CONSTITUTION DU 4 OCTOBRE 1958

SEIZIÈME LÉGISLATURE

Enregistré à la Présidence de l’Assemblée nationale le 25 avril 2023.

PROPOSITION DE LOI

visant à améliorer la compétitivité des fermes françaises,

(Renvoyée à la commission des affaires économiques, à défaut de constitution d’une commission spéciale
dans les délais prévus par les articles 30 et 31 du Règlement.)

présentée par Mesdames et Messieurs

Isabelle VALENTIN, Josiane CORNELOUP, Jean-Pierre VIGIER, Véronique LOUWAGIE, JeanYves BONY, Isabelle PÉRIGAULT, Justine GRUET, Jean-Luc BOURGEAUX, Hubert BRIGAND, Vincent SEITLINGER, Christelle D’INTORNI, Yannick NEUDER, Jacqueline MAQUET, Philippe JUVIN, Francis DUBOIS, Thibault BAZIN, Victor HABERT‑DASSAULT, Stéphane VIRY, Emmanuelle ANTHOINE, Michel HERBILLON,

députés.

 


1

EXPOSÉ DES MOTIFS

Mesdames, Messieurs,

À l’heure où le commerce international de produits agroalimentaires n’a jamais été aussi dynamique et important, la France est l’une des seules grandes puissances agricoles dont les parts de marché reculent.

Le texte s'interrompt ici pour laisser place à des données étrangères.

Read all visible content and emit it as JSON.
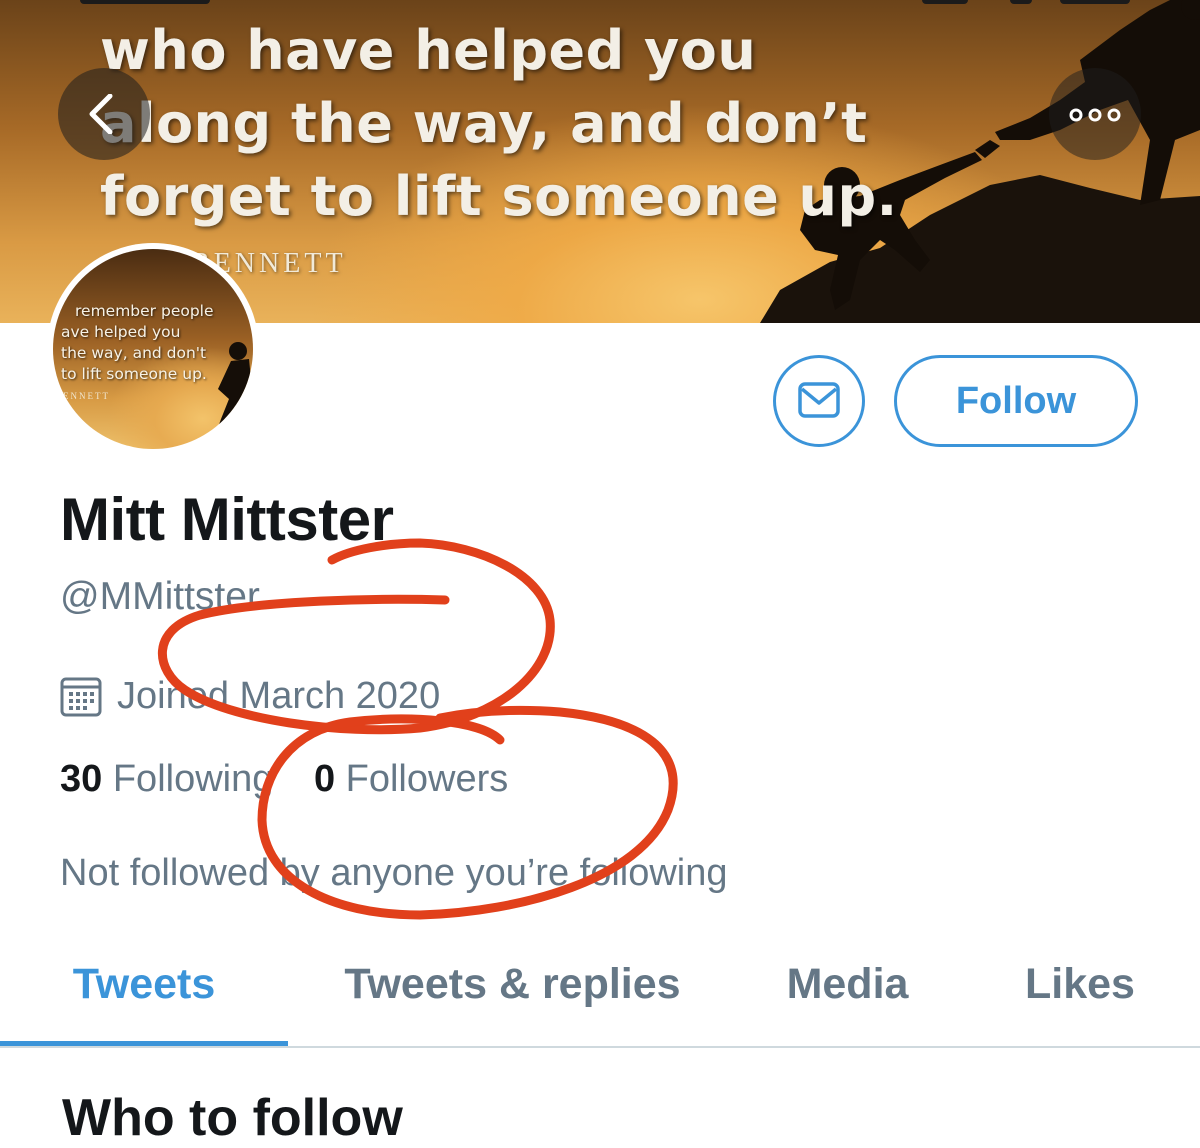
{
  "banner": {
    "quote_lines": [
      "who have helped you",
      "along the way, and don’t",
      "forget to lift someone up."
    ],
    "author": "T. BENNETT"
  },
  "avatar": {
    "quote_lines": [
      "remember people",
      "ave helped you",
      "the way, and don't",
      "to lift someone up."
    ],
    "author": "ENNETT"
  },
  "actions": {
    "follow_label": "Follow"
  },
  "profile": {
    "display_name": "Mitt Mittster",
    "handle": "@MMittster",
    "joined": "Joined March 2020",
    "following_count": "30",
    "following_label": "Following",
    "followers_count": "0",
    "followers_label": "Followers",
    "followed_by": "Not followed by anyone you’re following"
  },
  "tabs": [
    {
      "label": "Tweets",
      "active": true
    },
    {
      "label": "Tweets & replies",
      "active": false
    },
    {
      "label": "Media",
      "active": false
    },
    {
      "label": "Likes",
      "active": false
    }
  ],
  "section": {
    "who_to_follow": "Who to follow"
  },
  "colors": {
    "accent": "#3b94d9",
    "text_primary": "#14171a",
    "text_secondary": "#657786",
    "annotation": "#e1401b"
  },
  "icons": {
    "back": "chevron-left-icon",
    "more": "more-horizontal-icon",
    "message": "envelope-icon",
    "joined": "calendar-icon"
  }
}
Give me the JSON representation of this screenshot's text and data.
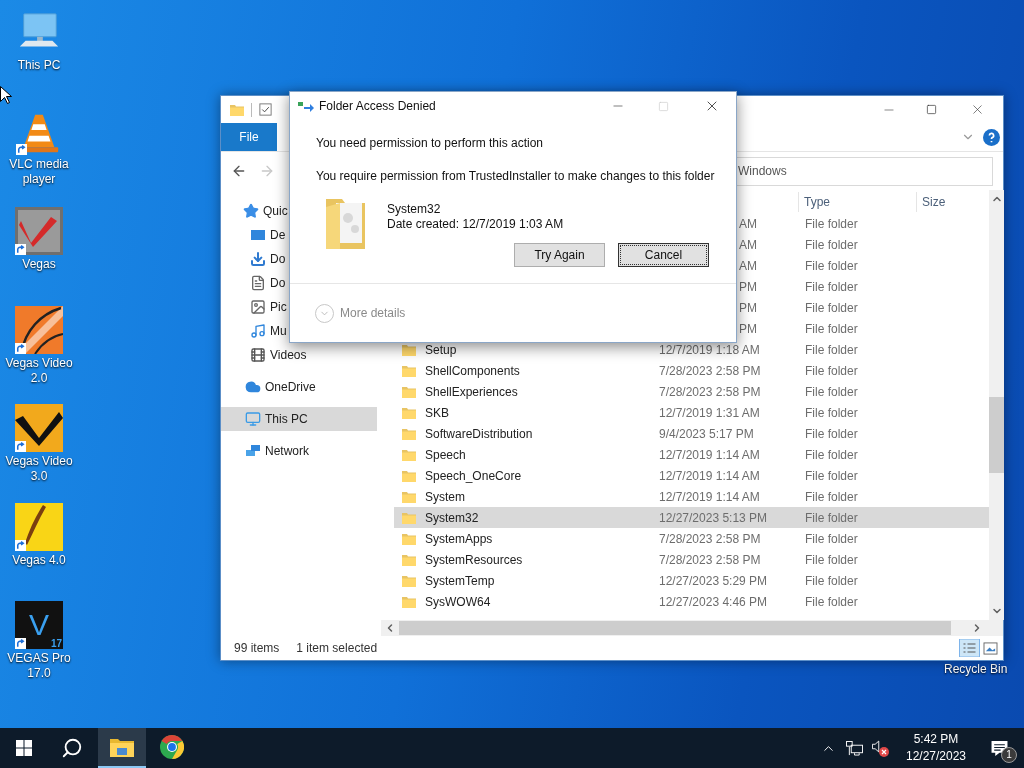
{
  "desktop": {
    "icons": [
      {
        "label": "This PC",
        "kind": "pc",
        "shortcut": false
      },
      {
        "label": "VLC media player",
        "kind": "vlc",
        "shortcut": true
      },
      {
        "label": "Vegas",
        "kind": "vegas",
        "shortcut": true
      },
      {
        "label": "Vegas Video 2.0",
        "kind": "vegas2",
        "shortcut": true
      },
      {
        "label": "Vegas Video 3.0",
        "kind": "vegas3",
        "shortcut": true
      },
      {
        "label": "Vegas 4.0",
        "kind": "vegas4",
        "shortcut": true
      },
      {
        "label": "VEGAS Pro 17.0",
        "kind": "vegas17",
        "shortcut": true,
        "logo_letter": "V",
        "badge": "17"
      }
    ],
    "recycle_bin": {
      "label": "Recycle Bin"
    }
  },
  "explorer": {
    "file_tab": "File",
    "address": "Windows",
    "nav": [
      {
        "label": "Quic",
        "kind": "star",
        "selected": false
      },
      {
        "label": "De",
        "kind": "desktop",
        "selected": false
      },
      {
        "label": "Do",
        "kind": "download",
        "selected": false
      },
      {
        "label": "Do",
        "kind": "document",
        "selected": false
      },
      {
        "label": "Pic",
        "kind": "picture",
        "selected": false
      },
      {
        "label": "Mu",
        "kind": "music",
        "selected": false
      },
      {
        "label": "Videos",
        "kind": "video",
        "selected": false
      },
      {
        "label": "OneDrive",
        "kind": "cloud",
        "selected": false
      },
      {
        "label": "This PC",
        "kind": "pc",
        "selected": true
      },
      {
        "label": "Network",
        "kind": "network",
        "selected": false
      }
    ],
    "columns": [
      {
        "label": "Type"
      },
      {
        "label": "Size"
      }
    ],
    "rows": [
      {
        "kind": "covered",
        "date": "AM",
        "type": "File folder",
        "selected": false
      },
      {
        "kind": "covered",
        "date": "AM",
        "type": "File folder",
        "selected": false
      },
      {
        "kind": "covered",
        "date": "AM",
        "type": "File folder",
        "selected": false
      },
      {
        "kind": "covered",
        "date": "PM",
        "type": "File folder",
        "selected": false
      },
      {
        "kind": "covered",
        "date": "PM",
        "type": "File folder",
        "selected": false
      },
      {
        "kind": "covered",
        "date": "PM",
        "type": "File folder",
        "selected": false
      },
      {
        "kind": "folder",
        "name": "Setup",
        "date": "12/7/2019 1:18 AM",
        "type": "File folder",
        "selected": false
      },
      {
        "kind": "folder",
        "name": "ShellComponents",
        "date": "7/28/2023 2:58 PM",
        "type": "File folder",
        "selected": false
      },
      {
        "kind": "folder",
        "name": "ShellExperiences",
        "date": "7/28/2023 2:58 PM",
        "type": "File folder",
        "selected": false
      },
      {
        "kind": "folder",
        "name": "SKB",
        "date": "12/7/2019 1:31 AM",
        "type": "File folder",
        "selected": false
      },
      {
        "kind": "folder",
        "name": "SoftwareDistribution",
        "date": "9/4/2023 5:17 PM",
        "type": "File folder",
        "selected": false
      },
      {
        "kind": "folder",
        "name": "Speech",
        "date": "12/7/2019 1:14 AM",
        "type": "File folder",
        "selected": false
      },
      {
        "kind": "folder",
        "name": "Speech_OneCore",
        "date": "12/7/2019 1:14 AM",
        "type": "File folder",
        "selected": false
      },
      {
        "kind": "folder",
        "name": "System",
        "date": "12/7/2019 1:14 AM",
        "type": "File folder",
        "selected": false
      },
      {
        "kind": "folder",
        "name": "System32",
        "date": "12/27/2023 5:13 PM",
        "type": "File folder",
        "selected": true
      },
      {
        "kind": "folder",
        "name": "SystemApps",
        "date": "7/28/2023 2:58 PM",
        "type": "File folder",
        "selected": false
      },
      {
        "kind": "folder",
        "name": "SystemResources",
        "date": "7/28/2023 2:58 PM",
        "type": "File folder",
        "selected": false
      },
      {
        "kind": "folder",
        "name": "SystemTemp",
        "date": "12/27/2023 5:29 PM",
        "type": "File folder",
        "selected": false
      },
      {
        "kind": "folder",
        "name": "SysWOW64",
        "date": "12/27/2023 4:46 PM",
        "type": "File folder",
        "selected": false
      }
    ],
    "status": {
      "count": "99 items",
      "selection": "1 item selected"
    }
  },
  "dialog": {
    "title": "Folder Access Denied",
    "heading": "You need permission to perform this action",
    "message": "You require permission from TrustedInstaller to make changes to this folder",
    "item": {
      "name": "System32",
      "detail": "Date created: 12/7/2019 1:03 AM"
    },
    "buttons": [
      {
        "label": "Try Again",
        "focused": false
      },
      {
        "label": "Cancel",
        "focused": true
      }
    ],
    "more_details": "More details"
  },
  "taskbar": {
    "apps": [
      {
        "kind": "explorer",
        "active": true
      },
      {
        "kind": "chrome",
        "active": false
      }
    ],
    "volume_muted": true,
    "clock": {
      "time": "5:42 PM",
      "date": "12/27/2023"
    },
    "notifications": "1"
  }
}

En effet, entre 2002 et 2023, elle est passée de deuxième à cinquième exportateur mondial. Son dernier excédent commercial positif remonte à 2002. Actuellement, celui‑ci est seulement tiré par l’effet prix des exportations, et non par les volumes. En parallèle de cela, les importations alimentaires en France ne cessent de s’accroître. Aujourd’hui, ces importations représentent plus de la moitié des denrées consommées par les ménages français. Depuis 2015, la France, autrefois qualifiée de « grenier de l’Europe », est déficitaire avec l’Union européenne en matière alimentaire. Hors vins et spiritueux, elle est même déficitaire avec le monde entier. Plus problématique encore, le potentiel productif agricole s’est fortement dégradé ces dernières années. Ce déclin s’explique en partie par la baisse du nombre d’exploitations et par une chute de la surface agricole disponible. En raison d’importants manques d’investissements, la productivité de l’agroalimentaire français continue à poursuivre son déclin. Par conséquent, la principale crainte est que la France soit peu à peu reléguée au rang de puissance agricole moyenne.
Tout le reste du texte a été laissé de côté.